Après la refonte des programmes, quels combats reste-t-il à mener pour les étudiants en kinésithérapie ?


« D'abord, cette refonte est jusqu'ici théorique et quoi qu'on en dise, un peu précipitée. Sa mise en application effective, dans de bonnes conditions, tant pour la sélection que pour la formation risque d'être une autre paire de manches ! Il faut qu'il y ait un comité de suivi !

Ensuite, il est temps pour nous de faire valoir nos droits ! Cela va passer notamment par la refonte de la gouvernance des instituts selon un schéma démocratique universitaire, comme s'y est engagé le ministère. Enfin les étudiants auront des droit et des recours dans leur parcours d'études !

Et puis, surtout, il y a les conditions de vie et le coût des études. Il y a chez nous un goût amer, un fort sentiment de délaissement. Ça n'a l'air de déranger personne que la moyenne des frais annuels de scolarité dans les instituts publics s'élèvent à plus de 1 200€, ou de voir des collectivités territoriales se décharger de leur mission sur un secteur privé sans aucune gêne, parfois même à but lucratif. Il y a même cette année un institut qui élève à 11 000€ ses frais de scolarité. On entend parfois dire qu'il ne tient qu'aux étudiants de refuser de tels frais mais c'est faux, nous n'avons pas le choix : c'est ça ou abandonner son rêve d'avenir. C'est quand même incroyable cette situation pour une formation de santé relevant d'une mission de la région ! On ne devrait pas avoir à s'endetter, voire pire, pour manger.
A cela s'ajoute les bourses sanitaires et sociales, souvent inférieures et plus difficile d'accès que les bourses du CROUS. Mais cela dépend des régions.

Dans nos autres combats, il y a l'obligation de la formation des tuteurs de stage pour des stages de (meilleure) qualité. Des groupes de travail nous attendent prochainement à ce sujet.

Nous continuerons à travailler également pour la reconnaissance du DE au grade master.
Nous souhaitons aussi une avancée du côté de l'agrément des instituts de formation et de leur évaluation : que nous ayons un réel gage de qualité pour nos formations.

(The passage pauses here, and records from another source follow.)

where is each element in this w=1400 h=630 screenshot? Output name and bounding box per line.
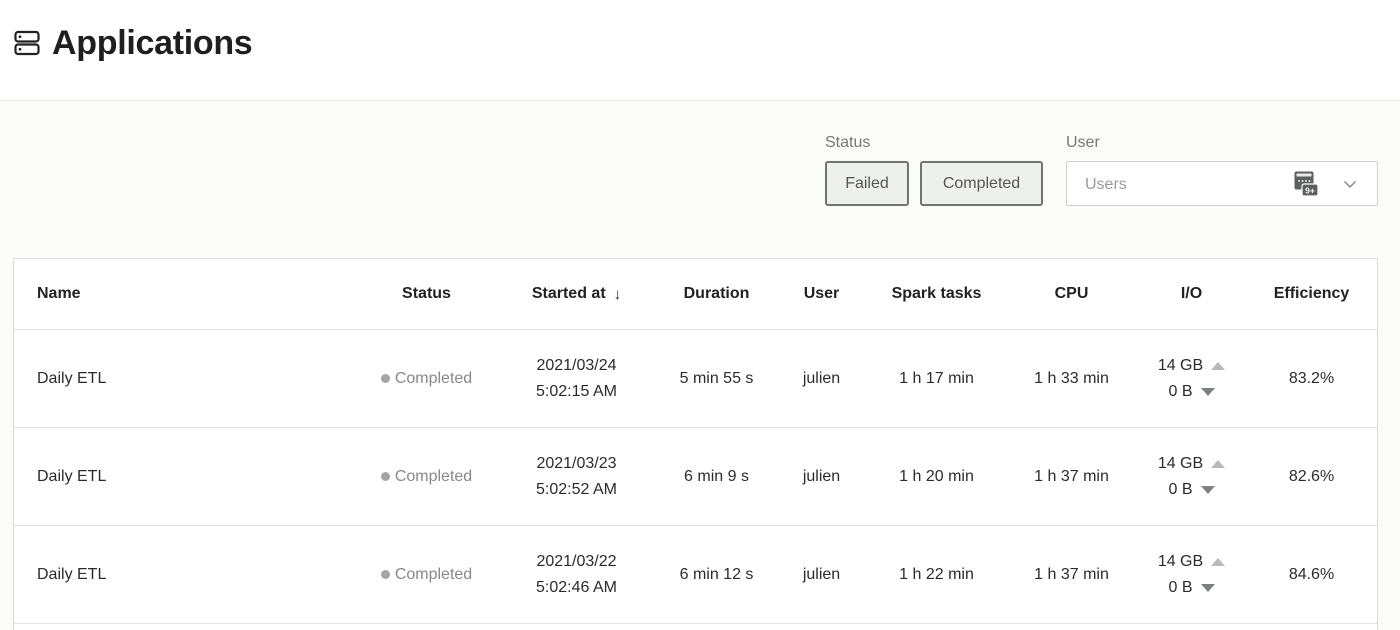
column-header-io[interactable]: I/O xyxy=(1139,259,1244,329)
status-cell: Completed xyxy=(354,526,499,623)
status-dot-icon xyxy=(380,374,390,383)
column-header-cpu[interactable]: CPU xyxy=(1009,259,1134,329)
user-select[interactable]: Users 9+ xyxy=(1066,161,1378,206)
efficiency-cell: 82.6% xyxy=(1288,467,1335,485)
arrow-down-icon xyxy=(1200,485,1215,494)
arrow-down-icon xyxy=(1200,583,1215,592)
table-header-row: Name Status Started at ↓ Duration User Sp… xyxy=(14,259,1377,330)
status-cell: Completed xyxy=(354,428,499,525)
column-header-duration[interactable]: Duration xyxy=(654,259,779,329)
efficiency-cell: 83.2% xyxy=(1288,369,1335,387)
user-filter-label: User xyxy=(1066,134,1100,151)
column-header-started-at[interactable]: Started at ↓ xyxy=(509,259,644,329)
table-row[interactable]: Daily ETL Completed 2021/03/23 5:02:52 AM… xyxy=(14,428,1377,526)
column-header-name[interactable]: Name xyxy=(14,259,344,329)
user-count-badge-text: 9+ xyxy=(1305,186,1315,196)
app-name-cell[interactable]: Daily ETL xyxy=(14,526,344,623)
sort-descending-icon[interactable]: ↓ xyxy=(614,286,622,303)
cpu-cell: 1 h 37 min xyxy=(1034,565,1109,583)
spark-tasks-cell: 1 h 20 min xyxy=(899,467,974,485)
spark-tasks-cell: 1 h 22 min xyxy=(899,565,974,583)
spark-tasks-cell: 1 h 17 min xyxy=(899,369,974,387)
column-header-efficiency[interactable]: Efficiency xyxy=(1249,259,1374,329)
duration-cell: 6 min 12 s xyxy=(679,565,754,583)
status-filter-completed-button[interactable]: Completed xyxy=(920,161,1043,206)
table-row[interactable]: Daily ETL Completed 2021/03/22 5:02:46 AM… xyxy=(14,526,1377,624)
status-cell: Completed xyxy=(354,330,499,427)
duration-cell: 6 min 9 s xyxy=(684,467,749,485)
column-header-user[interactable]: User xyxy=(784,259,859,329)
user-cell: julien xyxy=(802,369,841,387)
app-name-cell[interactable]: Daily ETL xyxy=(14,428,344,525)
started-at-cell: 2021/03/22 5:02:46 AM xyxy=(536,552,617,596)
user-cell: julien xyxy=(802,565,841,583)
arrow-up-icon xyxy=(1211,459,1226,468)
io-cell: 14 GB 0 B xyxy=(1139,428,1244,525)
started-at-cell: 2021/03/23 5:02:52 AM xyxy=(536,454,617,498)
efficiency-cell: 84.6% xyxy=(1288,565,1335,583)
status-filter-label: Status xyxy=(825,134,871,151)
user-count-badge-icon: 9+ xyxy=(1294,171,1318,197)
column-header-spark-tasks[interactable]: Spark tasks xyxy=(869,259,1004,329)
cpu-cell: 1 h 37 min xyxy=(1034,467,1109,485)
arrow-up-icon xyxy=(1211,361,1226,370)
status-dot-icon xyxy=(380,472,390,481)
app-name-cell[interactable]: Daily ETL xyxy=(14,330,344,427)
io-cell: 14 GB 0 B xyxy=(1139,526,1244,623)
server-stack-icon xyxy=(14,30,40,56)
duration-cell: 5 min 55 s xyxy=(679,369,754,387)
user-cell: julien xyxy=(802,467,841,485)
arrow-up-icon xyxy=(1211,557,1226,566)
status-filter-failed-button[interactable]: Failed xyxy=(825,161,909,206)
applications-table: Name Status Started at ↓ Duration User Sp… xyxy=(13,258,1378,630)
column-header-status[interactable]: Status xyxy=(354,259,499,329)
started-at-cell: 2021/03/24 5:02:15 AM xyxy=(536,356,617,400)
chevron-down-icon[interactable] xyxy=(1343,177,1357,191)
table-row[interactable]: Daily ETL Completed 2021/03/24 5:02:15 AM… xyxy=(14,330,1377,428)
status-dot-icon xyxy=(380,570,390,579)
page-title: Applications xyxy=(52,24,253,62)
io-cell: 14 GB 0 B xyxy=(1139,330,1244,427)
page-header: Applications xyxy=(0,0,1400,101)
arrow-down-icon xyxy=(1200,387,1215,396)
user-select-placeholder: Users xyxy=(1085,176,1127,193)
cpu-cell: 1 h 33 min xyxy=(1034,369,1109,387)
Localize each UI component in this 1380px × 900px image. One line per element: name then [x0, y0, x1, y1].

Bien sûr, beaucoup de nos problèmes seraient résolus si notre formation était universitaire ! ».

Le nouveau bureau national 2015-16 de la FNEK.


Quels seront vos grands chantiers de l’année ?


« Il y a, comme évoqué précédemment, la mise en application de la réforme qui nous attend ainsi que la signature des conventions sélection et formation. Ce qui signifie entre autres être présents pour soutenir et accompagner les élus étudiants.

Nous attendent aussi les groupes de travail pour la gouvernance et la formation des tuteurs.

Nous avons également un rendez-vous avec les élections régionales !

Enfin, plus interne à notre réseau, nous avons un grand projet de refonte pour notre site internet et notre réseau social d'étudiants en kinésithérapie. ».